Para que um cargo seja considerado “técnico”, para fins de possibilidade de acumulação remunerada, não basta que este, em sua denominação formal, contenha expressamente o termo “técnico”. Nesse sentido, o Superior Tribunal de Justiça possui julgados afirmando que não se enquadram como “técnico” ou “científico” os seguintes cargos: analista técnico-jurídico, técnico judiciário (nível médio), técnico de finanças e controle da Controladoria-Geral da União, agente de polícia civil, policial militar, técnico administrativo educacional, auxiliar administrativo, atendente de telecomunicações etc.

De outro lado, o fato de o cargo exigir apenas nível médio de ensino, por si só, não exclui o eventual caráter técnico da atividade, posto que não há norma constitucional que exija formação de nível superior para que se considere algum cargo como “técnico” ou “científico” para fins de acumulação. É esse, há muito, o entendimento dos tribunais pátrios.

Sobre tal dificuldade de definição, opina a doutrinadora Fernanda Marinela que “considera-se, para fins de acumulação, cargo técnico ou científico como aquele que requer conhecimento técnico específico na área de atuação do profissional, com habilitação legal específica, de grau universitário ou profissionalizante de segundo grau. Ressalte ainda que, para analisar a existência do caráter técnico de um cargo, exige-se a observância da lei infraconstitucional pertinente”.
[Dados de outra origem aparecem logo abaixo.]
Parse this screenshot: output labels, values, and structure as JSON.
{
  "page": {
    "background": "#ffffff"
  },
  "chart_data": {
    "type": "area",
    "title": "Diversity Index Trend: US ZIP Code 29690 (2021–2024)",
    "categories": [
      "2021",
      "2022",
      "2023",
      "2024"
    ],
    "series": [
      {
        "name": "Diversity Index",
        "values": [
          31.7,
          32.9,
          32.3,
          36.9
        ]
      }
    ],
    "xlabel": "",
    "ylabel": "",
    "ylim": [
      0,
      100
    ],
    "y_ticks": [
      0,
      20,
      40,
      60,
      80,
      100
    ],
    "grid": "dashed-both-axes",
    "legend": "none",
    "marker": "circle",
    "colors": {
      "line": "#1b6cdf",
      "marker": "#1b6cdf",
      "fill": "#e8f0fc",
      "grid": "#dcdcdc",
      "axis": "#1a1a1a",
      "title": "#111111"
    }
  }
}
De volta à análise do Recurso de Revista  apreciado pelo TST, o Relator, Ministro Walmir Oliveira da Costa, explicou que prevalece, naquela Corte, o entendimento de que o cargo de técnico bancário se enquadra na exceção contida no artigo 37º, inciso XVI, alínea “b”, da CF/88, que admite a acumulação do cargo de professor com outro técnico científico, pois seu exercício demanda conhecimentos técnicos específicos.

Pode-se concluir que a possibilidade de acumulação de determinado cargo com outro de professor, nos termos a exceção constante da norma da alínea b acima referida, deve ser aferida no caso concreto quando o julgador deverá debruçar-se sobre as atribuições previstas para aquele cargo e analisar se estas exigem conhecimento técnico específico na área de atuação do profissional ou não.